If an exploiter has your bytecode, they can decompile it. You can put hurdles in the way, but if the code executes, it can be decompiled. Never assume it can’t be.
Edit: Actually let me expand on this more.
There have always been a few open source Lua decompilers out there, and generally when an exploiter is decompiling scripts, they’re using one of those decompilers but repurposed for Roblox bytecode. Decompilers like this are usually known to have bugs and edge cases where putting certain things in your scripts will outright break or confuse the decompiler.
However now in 2018/2019, more and more cheaters are writing their own decompilers. That or the cheats they’re using are growing more advanced. They tend to have decompilers built into them that were written specifically for Roblox. They get updated when something doesn’t work correctly. Vulnerabilities in the decompiler don’t stay like they did before this became more common.
Always assume the people cheating on your game have access to tools that surpass anything you can do to slow them down. It is possible to make a game that’s exploit-proof with proper client/server code. You don’t need to prevent decompilation or write a good anti-cheat. There are no secrets. Just trust the server foremost and validate everything coming from the client.
Even if it doesn’t actually affect the gameplay if they have the localscript, it would still be nice if all the work you put into making the UIs aswell as camera manipulation and other client-sided things wouldn’t be instantly stolen by someone.
As far as I know, the script sources are sent to the client where they are compiled, meaning it should be readable. Although it’s possible that it’s the bytecode which is sent, which would align with @bmcq_12 's explanation.
Also, if I was him, I wouldn’t release either.
It’s like calling for exploiters.
Byte code obfuscation (with debug data removed) would prevent someone from getting the direct source code of a script, but a determined exploiter could still just re-assemble the source from viewing an assembler of the byte code. (ie reverse engineering)
There’s lots of projects that do this kind of thing, the most notable one I can think of is LBI:
Its sad that localscripts can be stolen so easily and there is literally no way to fully block it, there is some amazing client-sided stuff I’ve seen that just really doesn’t deserve to be stolen at all
If you really want to prevent your localscripts from being stolen do some research on what luadec and unluac is and learn how they work.
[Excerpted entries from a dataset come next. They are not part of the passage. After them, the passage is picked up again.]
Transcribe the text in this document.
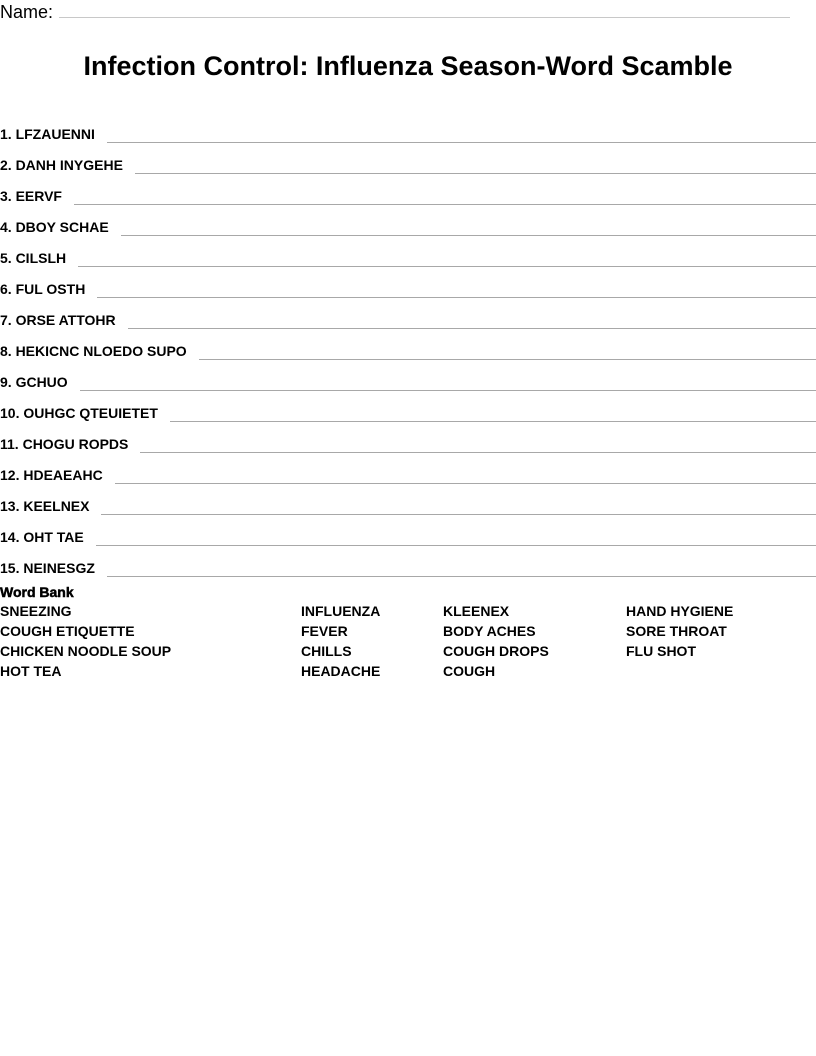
Name:
Infection Control: Influenza Season-Word Scamble
1. LFZAUENNI
2. DANH INYGEHE
3. EERVF
4. DBOY SCHAE
5. CILSLH
6. FUL OSTH
7. ORSE ATTOHR
8. HEKICNC NLOEDO SUPO
9. GCHUO
10. OUHGC QTEUIETET
11. CHOGU ROPDS
12. HDEAEAHC
13. KEELNEX
14. OHT TAE
15. NEINESGZ
Word Bank
SNEEZING	INFLUENZA	KLEENEX	HAND HYGIENE
COUGH ETIQUETTE	FEVER	BODY ACHES	SORE THROAT
CHICKEN NOODLE SOUP	CHILLS	COUGH DROPS	FLU SHOT
HOT TEA	HEADACHE	COUGH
If you can learn how they work then you can find flaws in how they work. Find the flaws and abuse them to the fullest extent possible
Sort of adding on to other responses, don’t focus on anti exploits. What I think really matters is that you have good remote communication. Say you have a remote event that lets a player buy a weapon. On the server (and NOT the client), you can do checks such as
I wouldn’t say its difficult, I would say its more different then difficult as you just have to get into the habit of making your scripts less vulnerable to exploits just by habit, rather then having to go back and edit them later on.
if you’re right, that’s why I always do a test of my scripts in studio but going back to the topic is difficult to create scripts for anti-exploits since the creators of exploits always find a way to cheat that system and what I still do not understand is there people make scripts for their exploits
Exploits control anything on the client, including your anti-exploit scripts.
Some exploits have specific functions to combat anti-exploits.
Making a client anti-exploit is a waste of time, it’ll catch the few cheaters who don’t know how to bypass, but all it takes is one exploiter releasing a bypass for everyone to start using it.
It’s a cat and mouse game, and a waste of time. Keep your remotes sanitized and you’ll have no problems, (mostly).
I made an edit earlier talking about this in more detail further up in the thread, but exploiters have their own decompilers now. Open source tools like luadec aren’t used the way they used to be. It’s now proprietary decompilers built into cheats that exploiters pay for.
All the exploits currently use unluac / luadec. They’re changed a bit to support Roblox scripts, that’s it. There are still many flaws in them that people can use to stop decompiling, however the issue can be fixed and your “anti-decompile” is no more.